それから「実はけっこう商魂たくましい曲集」という点は一般の方向けの解説としては面白いかもしれません。実はほとんどの多楽章作品は、各楽章を別々の回に分けて出版しています。なので毎号買わないと一曲演奏できなかったりします(笑)件のガンバソナタも第15回と16回に分けて掲載されていますね。

楽曲的にはレチタティーヴォが挟まってるっていうのは研究者として非常に「そそられる」ところでありますが(笑)一般のお客さんに対してはちょっと専門的な話になってしまいますね。


それと皆さんの議論されているタイトルに関してですが、私は『忠実な音楽の師』でいいと思います。確かに「忠実な」というのは少々キワドい訳ですが間違っているわけではありませんし、なによりとっても一般に普及しているタイトルですから、変えてしまうとむしろ多少テレマンを知っている方には「んっ?」と思われるかもしれません。タイトルはそのままにして、必要なら解説の方で注釈してはいかがでしょうか。

とそんなことを言った上でMeisterの訳に関してですが、大学所蔵のファクシミリ版楽譜を見ましたら、それぞれの回の冒頭には「〜(数字)te Lection des Music-Meisters」という表記がされていました。つまり「Music-Meisterの第〜回目のレッスン(課)」ということですから、ここでのマイスターはやはり「先生」の意味でとるのが正しいのではないでしょうか。もちろんカペルマイスターも含めて当時のいわゆるmeister(親方)が教育者としての側面も持っていたことは頭に入れておかなければなりませんが。ここからも非常に教育的な目的の曲集と言うことが見えてきます。私はgetreueというのは「生徒に対して」あるいは「消費者に対して」かなぁ〜と勝手に思っていました(笑)

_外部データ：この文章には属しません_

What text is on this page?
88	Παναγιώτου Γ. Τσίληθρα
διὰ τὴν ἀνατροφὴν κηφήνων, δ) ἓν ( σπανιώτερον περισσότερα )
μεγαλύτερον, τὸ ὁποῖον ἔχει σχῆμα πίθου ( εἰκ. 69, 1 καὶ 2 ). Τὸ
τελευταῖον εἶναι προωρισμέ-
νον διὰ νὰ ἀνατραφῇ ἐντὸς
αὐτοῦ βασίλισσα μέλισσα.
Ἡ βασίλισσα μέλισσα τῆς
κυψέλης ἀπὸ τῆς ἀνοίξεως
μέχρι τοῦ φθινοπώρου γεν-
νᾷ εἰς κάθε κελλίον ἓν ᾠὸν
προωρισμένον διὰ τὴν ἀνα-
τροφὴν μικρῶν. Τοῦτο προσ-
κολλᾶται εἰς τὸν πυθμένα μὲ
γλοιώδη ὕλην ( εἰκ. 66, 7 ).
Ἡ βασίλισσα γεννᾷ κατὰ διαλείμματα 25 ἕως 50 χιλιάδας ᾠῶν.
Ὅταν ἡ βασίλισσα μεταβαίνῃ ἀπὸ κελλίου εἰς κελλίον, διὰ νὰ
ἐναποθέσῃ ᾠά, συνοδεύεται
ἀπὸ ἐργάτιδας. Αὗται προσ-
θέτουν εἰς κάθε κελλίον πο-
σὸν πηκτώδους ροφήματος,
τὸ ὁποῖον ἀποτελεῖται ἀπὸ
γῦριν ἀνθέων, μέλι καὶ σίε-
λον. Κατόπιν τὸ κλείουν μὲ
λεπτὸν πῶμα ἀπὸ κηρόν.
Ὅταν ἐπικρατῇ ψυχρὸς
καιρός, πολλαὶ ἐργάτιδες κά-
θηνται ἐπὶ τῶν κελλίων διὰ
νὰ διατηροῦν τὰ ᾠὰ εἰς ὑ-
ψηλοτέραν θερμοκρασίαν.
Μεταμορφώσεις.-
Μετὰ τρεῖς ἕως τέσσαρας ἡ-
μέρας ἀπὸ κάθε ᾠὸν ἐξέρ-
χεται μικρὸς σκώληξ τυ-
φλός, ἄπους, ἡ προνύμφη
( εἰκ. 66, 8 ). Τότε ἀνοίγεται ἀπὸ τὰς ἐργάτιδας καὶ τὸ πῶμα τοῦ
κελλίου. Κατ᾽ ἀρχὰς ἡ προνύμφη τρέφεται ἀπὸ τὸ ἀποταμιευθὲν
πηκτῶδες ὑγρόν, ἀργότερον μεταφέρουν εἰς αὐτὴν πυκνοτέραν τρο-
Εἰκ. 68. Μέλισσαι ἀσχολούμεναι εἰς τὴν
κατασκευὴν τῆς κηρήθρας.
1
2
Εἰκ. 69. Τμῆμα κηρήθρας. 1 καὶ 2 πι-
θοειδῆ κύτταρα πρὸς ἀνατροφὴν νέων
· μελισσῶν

それとこの時代のカペルマイスターKapellmeisterは一般的に音楽学では「宮廷楽長」と訳されますから、宮廷のないハンブルクのテレマンにこの語を使うのはあまり正しくないかと思います。(バイロイトの「在外(von Haus aus)楽長」という兼任していた役職を除いては。)この時代のテレマンの役職はおそらく「市の音楽監督兼ヨハネウムのカントル」というのが正式なものではないでしょうか。

最後にとっても細かいことなんですが、原題は Der getreue Music-Meister が正しい綴りです。現代ドイツ語だとMusikですが古い綴りですのでMusicで合っています。
>サトーさま
丁寧な解説ありがとうございます。

なるほど、お話しのような前置きがあるのでしたら、これは教師としての役割が全面に出たMeisterでしょうね。おっしゃるように、人口に膾炙している呼称をわざわざ言い直すつもりはありませんが、はじめて古楽に接する人たちに誤解のないように説明をしたいことと、いつ誰がこういう訳をされたのかに個人的な(意地の悪い?w)興味があったものですから。

Kapellmeisterの言葉についても日本語訳が「宮廷楽長」だから自由都市ハンブルグでおかしな話になるわけで、本来のKapellmeisterの言葉としては「宮廷」という意味合いは含まなくてよいのですよね?
それなら市の音楽監督という意味でよくわかります。

ドイツ語も昔からは変わっているのですね。つい現代ドイツ語の感覚でMusikと書いてしまいました。
ご指摘ありがとうございます。
またいろいろ教えてください。よろしくお願いします。